Rubio, Paulina is a teeny little Mexican whose videos are softcore set to music. She’s the only petite woman I know of who can carry off sexy clothes. Personally, I always wind up looking like Jodie Foster’s character in Taxi Driver. Her most recent video features her writhing inside a bulldozer, wearing nothing but caution tape and some yellow panties. This same video features firehoses, suggestive jackhammer dances and a lot of girl-on-girl dancing.

Tisuby y Georgina: I have yet to figure out which one is Tisuby and which one is Georgina. They both dance around in skimpy outfits to poorly counterfeited Stones riffs. They’re rebels, or, like, something.

Thursday, July 22, 2004

Matt and I are back from our 10 days stateside, and because I’m too lazy to write a real column, I’m making a list.

Rules and Regulations for a Shannon-Style Vacation

When making a side trip to Laughlin, Nevada, aka "Ghetto Vegas", do not attempt to play Spanish 21 in Spanish.

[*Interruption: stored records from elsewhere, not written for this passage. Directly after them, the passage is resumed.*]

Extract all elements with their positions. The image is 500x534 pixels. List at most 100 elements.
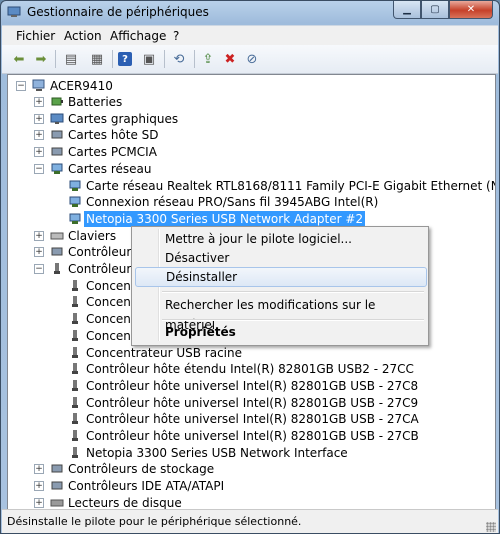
tree-node-label: Contrôleur hôte universel Intel(R) 82801… <box>86 412 419 427</box>
menu-uninstall-label: Désinstaller <box>166 270 238 284</box>
usb-icon <box>72 413 78 425</box>
storage-icon <box>51 464 63 473</box>
properties-icon[interactable]: ▦ <box>88 50 106 68</box>
tree-node-label: Contrôleur hôte universel Intel(R) 82801… <box>86 395 419 410</box>
toolbar-separator <box>112 50 113 68</box>
network-icon <box>69 196 81 208</box>
tree-node-label: Batteries <box>68 95 123 109</box>
usb-icon <box>72 346 78 358</box>
menu-help[interactable]: ? <box>173 29 179 43</box>
menu-disable-label: Désactiver <box>165 251 230 265</box>
tree-node-label: Connexion réseau PRO/Sans fil 3945ABG In… <box>86 195 379 210</box>
expand-icon[interactable]: + <box>34 464 44 475</box>
usb-icon <box>54 263 60 274</box>
tree-node-label: Contrôleur hôte étendu Intel(R) 82801GB … <box>86 362 414 377</box>
uninstall-device-icon[interactable]: ✖ <box>221 50 239 68</box>
tree-node-label: Concentrateur USB racine <box>86 345 242 360</box>
collapse-icon[interactable]: − <box>16 81 26 91</box>
menu-affichage[interactable]: Affichage <box>110 29 166 43</box>
expand-icon[interactable]: + <box>34 147 44 158</box>
selected-node-label: Netopia 3300 Series USB Network Adapter … <box>84 210 366 227</box>
tree-node-label: Lecteurs de disque <box>68 495 182 510</box>
tree-node-label: Cartes réseau <box>68 161 152 176</box>
usb-icon <box>72 396 78 408</box>
window-title: Gestionnaire de périphériques <box>27 5 209 19</box>
usb-icon <box>72 313 78 325</box>
expand-icon[interactable]: + <box>34 497 44 508</box>
expand-icon[interactable]: + <box>34 97 44 107</box>
expand-icon[interactable]: + <box>34 113 44 124</box>
context-menu-separator <box>162 319 424 321</box>
expand-icon[interactable]: + <box>34 130 44 141</box>
menu-bar: Fichier Action Affichage ? <box>2 25 498 46</box>
forward-arrow-icon[interactable]: ➡ <box>32 50 50 68</box>
status-bar: Désinstalle le pilote pour le périphériq… <box>2 509 498 533</box>
menu-scan-hardware[interactable]: Rechercher les modifications sur le maté… <box>135 295 425 332</box>
usb-icon <box>72 329 78 341</box>
pcmcia-icon <box>51 147 63 156</box>
menu-action[interactable]: Action <box>64 29 102 43</box>
sd-icon <box>51 130 63 139</box>
back-arrow-icon[interactable]: ⬅ <box>10 50 28 68</box>
tree-node-label: Cartes graphiques <box>68 111 179 126</box>
tree-node-label: Contrôleurs de stockage <box>68 462 215 477</box>
toolbar-separator <box>55 50 56 68</box>
display-icon <box>50 113 64 124</box>
menu-update-driver[interactable]: Mettre à jour le pilote logiciel... <box>135 229 425 249</box>
tree-root-label: ACER9410 <box>50 79 113 93</box>
tree-node-label: Claviers <box>68 228 117 243</box>
usb-icon <box>72 379 78 391</box>
usb-icon <box>72 430 78 441</box>
keyboard-icon <box>50 232 64 240</box>
network-icon <box>51 163 63 174</box>
update-driver-icon[interactable]: ⇪ <box>199 50 217 68</box>
expand-icon[interactable]: + <box>34 247 44 258</box>
disable-device-icon[interactable]: ⊘ <box>243 50 261 68</box>
toolbar: ⬅ ➡ ▤ ▦ ? ▣ ⟲ ⇪ ✖ ⊘ <box>2 45 498 74</box>
scan-hardware-icon[interactable]: ⟲ <box>170 50 188 68</box>
ide-icon <box>51 481 63 490</box>
toolbar-separator <box>164 50 165 68</box>
collapse-icon[interactable]: − <box>34 264 44 274</box>
resize-grip-icon[interactable] <box>486 522 496 532</box>
menu-disable[interactable]: Désactiver <box>135 248 425 268</box>
computer-icon <box>32 79 45 91</box>
device-manager-window: Gestionnaire de périphériques ▁ ▢ ✕ Fich… <box>0 0 500 534</box>
status-text: Désinstalle le pilote pour le périphériq… <box>7 515 302 528</box>
controller-icon <box>51 247 63 256</box>
collapse-icon[interactable]: − <box>34 163 44 174</box>
usb-icon <box>72 363 78 375</box>
title-bar[interactable]: Gestionnaire de périphériques ▁ ▢ ✕ <box>1 1 499 25</box>
help-icon[interactable]: ? <box>118 52 132 66</box>
menu-update-driver-label: Mettre à jour le pilote logiciel... <box>165 232 352 246</box>
tree-node-label: Contrôleur hôte universel Intel(R) 82801… <box>86 429 419 443</box>
device-view-icon[interactable]: ▣ <box>140 50 158 68</box>
network-icon <box>69 213 81 224</box>
usb-icon <box>72 279 78 291</box>
menu-uninstall[interactable]: Désinstaller <box>135 267 427 287</box>
device-manager-icon <box>7 6 21 17</box>
tree-node-label: Cartes PCMCIA <box>68 145 157 160</box>
tree-node-label: Contrôleur hôte universel Intel(R) 82801… <box>86 378 419 393</box>
tree-view-icon[interactable]: ▤ <box>62 50 80 68</box>
menu-properties[interactable]: Propriétés <box>135 322 425 342</box>
toolbar-separator <box>194 50 195 68</box>
expand-icon[interactable]: + <box>34 481 44 492</box>
tree-node-label: Carte réseau Realtek RTL8168/8111 Family… <box>86 178 495 193</box>
battery-icon <box>51 97 63 106</box>
context-menu-separator <box>162 291 424 293</box>
tree-node-label: Netopia 3300 Series USB Network Interfac… <box>86 445 348 460</box>
close-button[interactable]: ✕ <box>449 1 493 19</box>
context-menu: Mettre à jour le pilote logiciel... Désa… <box>131 226 429 346</box>
menu-fichier[interactable]: Fichier <box>16 29 55 43</box>
usb-icon <box>72 296 78 308</box>
tree-node-label: Cartes hôte SD <box>68 128 159 143</box>
usb-icon <box>72 446 78 458</box>
disk-icon <box>50 499 64 507</box>
minimize-button[interactable]: ▁ <box>393 1 421 19</box>
tree-node-label: Contrôleurs IDE ATA/ATAPI <box>68 479 225 494</box>
menu-properties-label: Propriétés <box>165 325 236 339</box>
network-icon <box>69 180 81 191</box>
maximize-button[interactable]: ▢ <box>421 1 449 19</box>
expand-icon[interactable]: + <box>34 230 44 241</box>
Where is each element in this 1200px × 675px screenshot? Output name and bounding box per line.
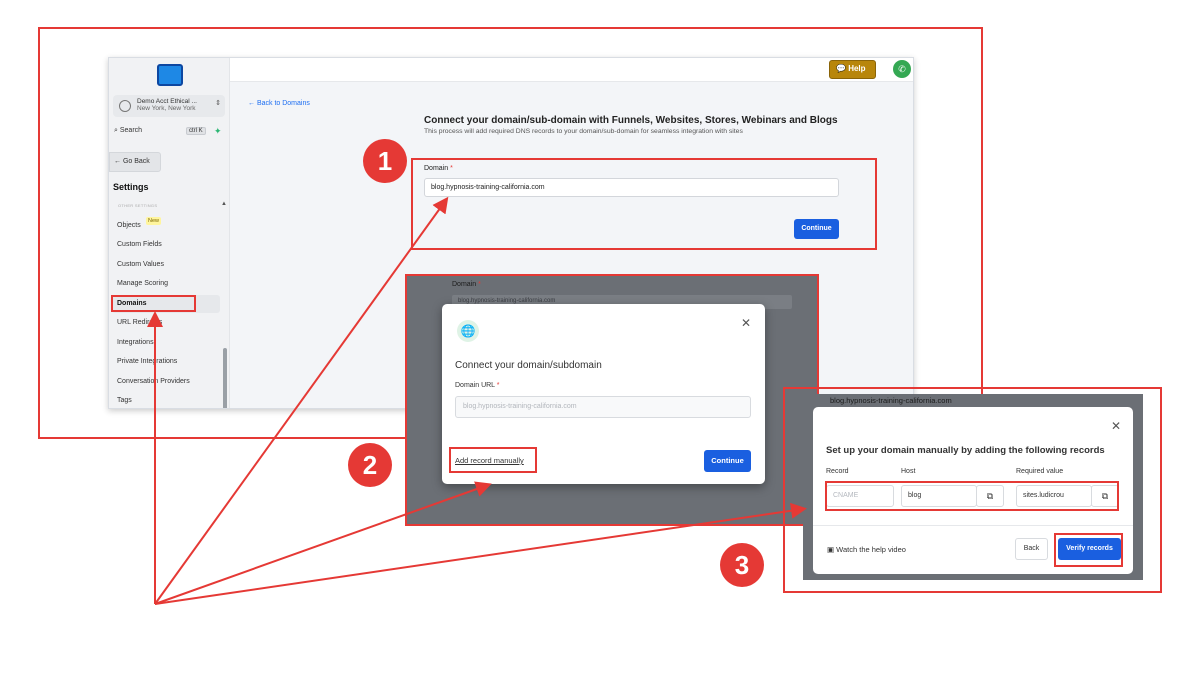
arrow-to-step2	[154, 481, 492, 605]
arrow-to-step1	[154, 196, 449, 605]
arrow-to-step3	[154, 502, 807, 605]
annotation-arrows	[147, 196, 807, 605]
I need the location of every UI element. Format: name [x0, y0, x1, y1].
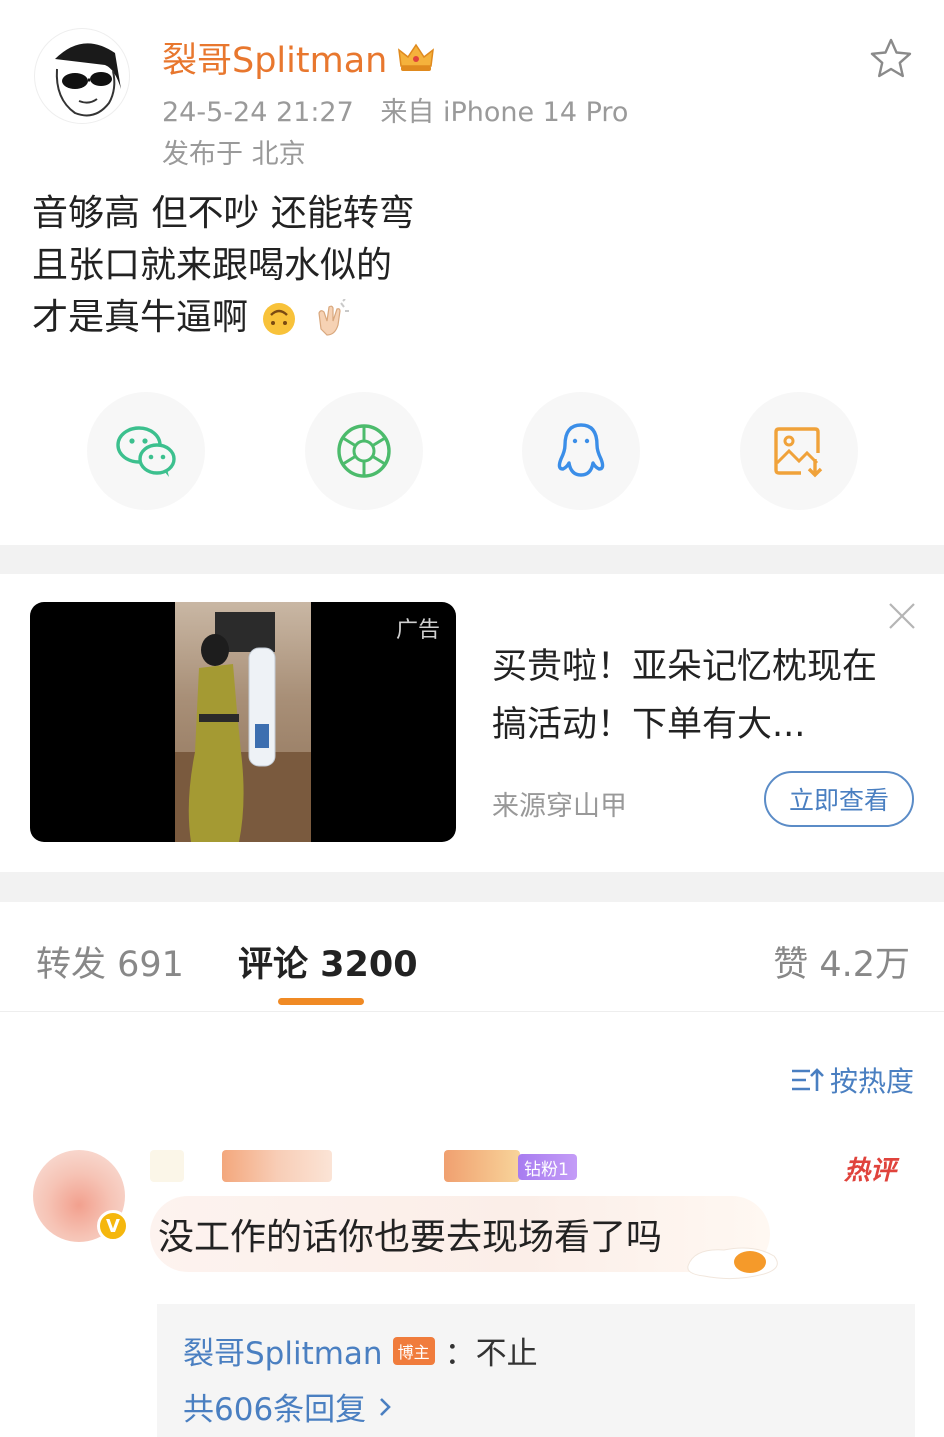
ad-video-scene: [175, 612, 311, 842]
fan-level-badge: 钻粉1: [518, 1154, 577, 1180]
share-wechat-button[interactable]: [87, 392, 205, 510]
post-meta: 24-5-24 21:27 来自 iPhone 14 Pro: [162, 90, 646, 129]
ad-card[interactable]: 广告 买贵啦！亚朵记忆枕现在搞活动！下单有大... 来源穿山甲 立即查看: [0, 574, 944, 872]
wechat-icon: [116, 426, 176, 477]
post-date: 24-5-24 21:27: [162, 97, 354, 128]
active-tab-indicator: [278, 998, 364, 1005]
ad-title[interactable]: 买贵啦！亚朵记忆枕现在搞活动！下单有大...: [492, 638, 892, 754]
commenter-name-blurred[interactable]: [150, 1150, 184, 1182]
clapping-hands-emoji-icon: [318, 299, 349, 336]
tab-repost[interactable]: 转发 691: [36, 936, 184, 987]
commenter-name-blurred-3: [444, 1150, 520, 1182]
post-content: 音够高 但不吵 还能转弯 且张口就来跟喝水似的 才是真牛逼啊: [32, 188, 415, 344]
interaction-tabs: 转发 691 评论 3200 赞 4.2万: [0, 902, 944, 1012]
reply-preview-box[interactable]: 裂哥Splitman 博主 ：不止 共606条回复: [157, 1304, 915, 1437]
share-qq-button[interactable]: [522, 392, 640, 510]
tab-likes[interactable]: 赞 4.2万: [773, 936, 910, 987]
fried-egg-decoration-icon: [687, 1247, 778, 1280]
comment-text[interactable]: 没工作的话你也要去现场看了吗: [158, 1208, 662, 1260]
author-avatar[interactable]: [34, 28, 130, 124]
crown-icon: [398, 43, 435, 71]
ad-video[interactable]: 广告: [30, 602, 456, 842]
moments-icon: [337, 424, 391, 478]
section-divider: [0, 545, 944, 574]
author-name[interactable]: 裂哥Splitman: [162, 32, 387, 83]
commenter-avatar[interactable]: V: [33, 1150, 129, 1242]
star-outline-icon[interactable]: [868, 36, 914, 82]
post-location: 发布于 北京: [162, 139, 306, 170]
close-icon[interactable]: [886, 600, 918, 632]
reply-count-label: 共606条回复: [183, 1392, 367, 1428]
content-line-3-text: 才是真牛逼啊: [32, 297, 249, 338]
author-name-row[interactable]: 裂哥Splitman: [162, 32, 435, 83]
share-moments-button[interactable]: [305, 392, 423, 510]
verified-badge: V: [97, 1210, 129, 1242]
content-line-1: 音够高 但不吵 还能转弯: [32, 193, 415, 234]
view-replies-link[interactable]: 共606条回复: [183, 1384, 392, 1429]
ad-source: 来源穿山甲: [492, 791, 627, 822]
commenter-name-blurred-2: [222, 1150, 332, 1182]
content-line-3: 才是真牛逼啊: [32, 292, 415, 344]
post-source: 来自 iPhone 14 Pro: [380, 97, 629, 128]
share-row: [0, 392, 944, 512]
reply-author[interactable]: 裂哥Splitman: [183, 1328, 383, 1373]
qq-icon: [557, 423, 605, 477]
reply-text: ：不止: [444, 1336, 538, 1372]
ad-label: 广告: [395, 618, 440, 643]
content-line-2: 且张口就来跟喝水似的: [32, 245, 393, 286]
sort-label: 按热度: [829, 1065, 914, 1098]
hot-comment-tag: 热评: [844, 1156, 897, 1186]
reply-line: 裂哥Splitman 博主 ：不止: [183, 1328, 538, 1373]
fan-badge-label: 钻粉1: [524, 1159, 569, 1180]
section-divider-2: [0, 872, 944, 902]
tab-comments[interactable]: 评论 3200: [238, 936, 418, 987]
ad-video-frame: [175, 602, 311, 842]
weibo-post: 裂哥Splitman 24-5-24 21:27 来自 iPhone 14 Pr…: [0, 0, 944, 545]
save-image-icon: [774, 427, 823, 478]
upside-down-face-emoji-icon: [263, 303, 296, 335]
sort-by-hot-button[interactable]: 按热度: [790, 1060, 914, 1100]
save-image-button[interactable]: [740, 392, 858, 510]
blogger-badge: 博主: [392, 1336, 435, 1365]
ad-view-now-button[interactable]: 立即查看: [764, 771, 914, 827]
chevron-right-icon: [380, 1397, 392, 1416]
cartoon-avatar-icon: [55, 43, 121, 117]
sort-icon: [791, 1068, 824, 1091]
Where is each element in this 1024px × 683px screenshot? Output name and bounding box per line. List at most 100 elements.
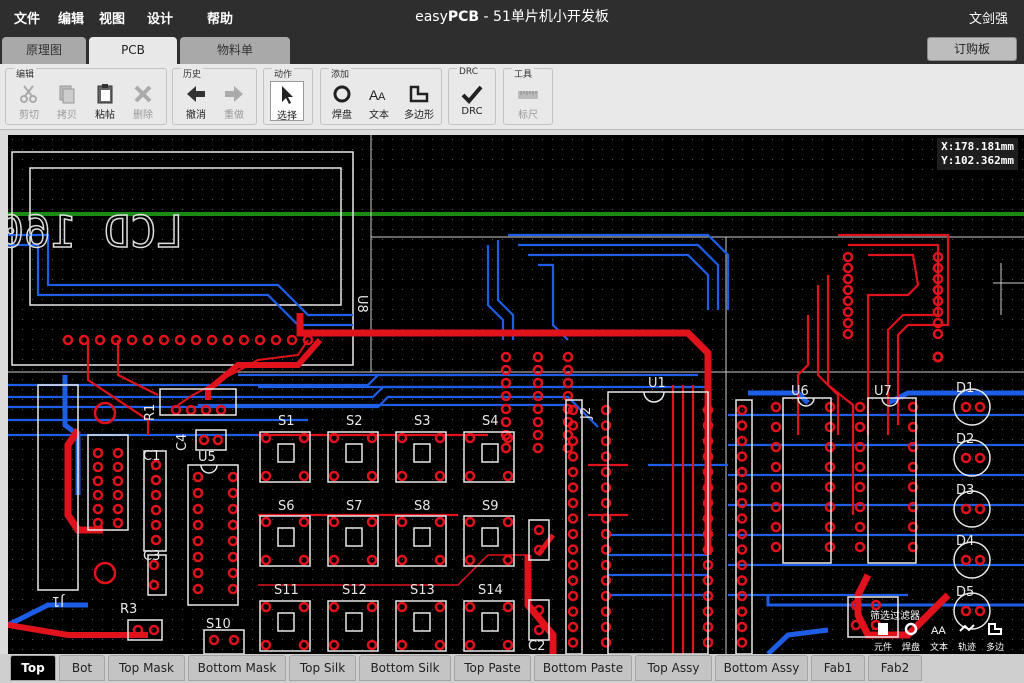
- s2-label: S2: [346, 414, 363, 429]
- s6-label: S6: [278, 499, 295, 514]
- arrow-left-icon: [187, 86, 205, 102]
- app-title-prefix: easy: [415, 9, 448, 25]
- u1-label: U1: [648, 376, 666, 391]
- add-pad-button[interactable]: 焊盘: [325, 81, 359, 121]
- s8-label: S8: [414, 499, 431, 514]
- u7-label: U7: [874, 384, 892, 399]
- copy-button[interactable]: 拷贝: [50, 81, 84, 121]
- polygon-icon: [988, 623, 1002, 635]
- add-text-label: 文本: [369, 110, 389, 121]
- toolbar-group-history: 历史 撤消 重做: [172, 67, 257, 125]
- pcb-canvas[interactable]: LCD 1602 U8 U1 U5 U6 U7 R1 R3 C1 C3 C4 C…: [8, 135, 1024, 654]
- app-title-project: - 51单片机小开发板: [479, 9, 609, 25]
- menu-edit[interactable]: 编辑: [58, 8, 84, 27]
- easypcb-app: 文件 编辑 视图 设计 帮助 easyPCB - 51单片机小开发板 文剑强 原…: [0, 0, 1024, 683]
- filter-text[interactable]: AA 文本: [926, 621, 952, 653]
- layer-tab-top-assy[interactable]: Top Assy: [635, 655, 712, 681]
- ruler-button[interactable]: 标尺: [511, 81, 545, 121]
- pad-icon: [904, 622, 918, 636]
- layer-tab-bottom-assy[interactable]: Bottom Assy: [715, 655, 808, 681]
- menu-file[interactable]: 文件: [14, 8, 40, 27]
- filter-title: 筛选过滤器: [870, 611, 920, 622]
- s12-label: S12: [342, 583, 367, 598]
- toolbar-group-edit-label: 编辑: [14, 67, 37, 80]
- add-polygon-button[interactable]: 多边形: [399, 81, 439, 121]
- tab-bom[interactable]: 物料单: [180, 37, 290, 64]
- filter-text-label: 文本: [929, 643, 948, 653]
- track-icon: [959, 624, 975, 632]
- menu-view[interactable]: 视图: [99, 8, 125, 27]
- c4-label: C4: [175, 434, 190, 451]
- toolbar-group-add: 添加 焊盘 AA 文本 多边形: [320, 67, 442, 125]
- c2-label: C2: [528, 639, 545, 654]
- canvas-frame: LCD 1602 U8 U1 U5 U6 U7 R1 R3 C1 C3 C4 C…: [0, 130, 1024, 654]
- u5-label: U5: [198, 450, 216, 465]
- text-aa-icon: AA: [369, 87, 386, 103]
- toolbar-group-action: 动作 选择: [263, 67, 313, 125]
- layer-tab-fab1[interactable]: Fab1: [811, 655, 865, 681]
- add-pad-label: 焊盘: [332, 110, 352, 121]
- layer-tab-top-silk[interactable]: Top Silk: [289, 655, 356, 681]
- r3-label: R3: [120, 602, 137, 617]
- layer-tab-bottom-silk[interactable]: Bottom Silk: [359, 655, 451, 681]
- add-text-button[interactable]: AA 文本: [362, 81, 396, 121]
- toolbar-group-history-label: 历史: [181, 67, 204, 80]
- component-icon: [878, 623, 888, 635]
- cursor-arrow-icon: [282, 86, 293, 104]
- s14-label: S14: [478, 583, 503, 598]
- menu-help[interactable]: 帮助: [207, 8, 233, 27]
- toolbar: 编辑 剪切 拷贝 粘帖 删除 历史 撤消 重做 动作 选择 添加 焊盘 A A …: [0, 64, 1024, 130]
- paste-button[interactable]: 粘帖: [88, 81, 122, 121]
- delete-button[interactable]: 删除: [126, 81, 160, 121]
- select-label: 选择: [277, 111, 297, 122]
- ruler-label: 标尺: [518, 110, 538, 121]
- s4-label: S4: [482, 414, 499, 429]
- u8-label: U8: [354, 295, 369, 313]
- toolbar-group-tools: 工具 标尺: [503, 67, 553, 125]
- svg-text:A: A: [378, 91, 386, 103]
- app-title-brand: PCB: [447, 9, 480, 25]
- redo-button[interactable]: 重做: [217, 81, 251, 121]
- layer-tab-top-paste[interactable]: Top Paste: [454, 655, 531, 681]
- filter-component[interactable]: 元件: [870, 621, 896, 653]
- layer-tab-bar: Top Bot Top Mask Bottom Mask Top Silk Bo…: [0, 654, 1024, 683]
- add-polygon-label: 多边形: [404, 110, 434, 121]
- s9-label: S9: [482, 499, 499, 514]
- layer-tab-bot[interactable]: Bot: [59, 655, 105, 681]
- filter-track[interactable]: 轨迹: [954, 621, 980, 653]
- c3-label: C3: [143, 549, 160, 564]
- toolbar-group-drc-label: DRC: [457, 67, 481, 77]
- pcb-drawing: LCD 1602 U8 U1 U5 U6 U7 R1 R3 C1 C3 C4 C…: [8, 135, 1024, 654]
- copy-icon: [59, 85, 75, 104]
- filter-panel: 筛选过滤器 元件 焊盘 AA 文本 轨迹 多边: [870, 607, 1020, 653]
- checkmark-icon: [461, 85, 483, 104]
- layer-tab-top[interactable]: Top: [10, 655, 56, 681]
- layer-tab-fab2[interactable]: Fab2: [868, 655, 922, 681]
- tab-pcb[interactable]: PCB: [89, 37, 177, 64]
- undo-button[interactable]: 撤消: [179, 81, 213, 121]
- layer-tab-bottom-mask[interactable]: Bottom Mask: [188, 655, 286, 681]
- filter-polygon-label: 多边: [985, 643, 1004, 653]
- layer-tab-top-mask[interactable]: Top Mask: [108, 655, 185, 681]
- tab-schematic[interactable]: 原理图: [2, 37, 86, 64]
- menu-design[interactable]: 设计: [147, 8, 173, 27]
- coord-y: Y:102.362mm: [941, 154, 1014, 167]
- s3-label: S3: [414, 414, 431, 429]
- coordinate-readout: X:178.181mm Y:102.362mm: [937, 138, 1018, 170]
- drc-button[interactable]: DRC: [455, 81, 489, 121]
- s10-label: S10: [206, 617, 231, 632]
- select-button[interactable]: 选择: [270, 81, 304, 122]
- layer-tab-bottom-paste[interactable]: Bottom Paste: [534, 655, 632, 681]
- menu-bar: 文件 编辑 视图 设计 帮助 easyPCB - 51单片机小开发板 文剑强: [0, 0, 1024, 34]
- filter-polygon[interactable]: 多边: [982, 621, 1008, 653]
- toolbar-group-drc: DRC DRC: [448, 67, 496, 125]
- filter-pad[interactable]: 焊盘: [898, 621, 924, 653]
- c1-label: C1: [143, 449, 160, 464]
- order-board-button[interactable]: 订购板: [927, 37, 1017, 61]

This rule applies double after three Bloody Marys.

 Also, do not eat an In-N-Out cheeseburger immediately after said Bloody Marys, unless you have a stomach made of iron.

Special Rule for Skye and Merrill: tip your waitress and your blackjack dealer. It is not necessary to tip other players, and in fact in may weird them out.

However dirty it may sound, a "Tongue Burrito" is a legitimate entrée in Los Angeles ethnic restaurants.

Do not mock Skye’s Hapsburg-level inbred cat, no matter how many times it stares at you cross-eyed.

Rodeo Drive has more people taking pictures of people shopping than actual shoppers. 

Don’t see a movie with an unemployed friend, as they’ve seen just about everything. You’ll wind up spending 9 bucks on White Chicks.

When flying Continental Drift Airlines, assume your flight will be late and you’ll only have an hour to get through Customs and Immigration.

Colombian airports were designed by a ten-year-old with ADD. Expect two disorganized check in lines, which then swap positions so everyone must crawl over each other.

 Do not drink an entire glass of Aguardiente under any circumstances. Except maybe a dare.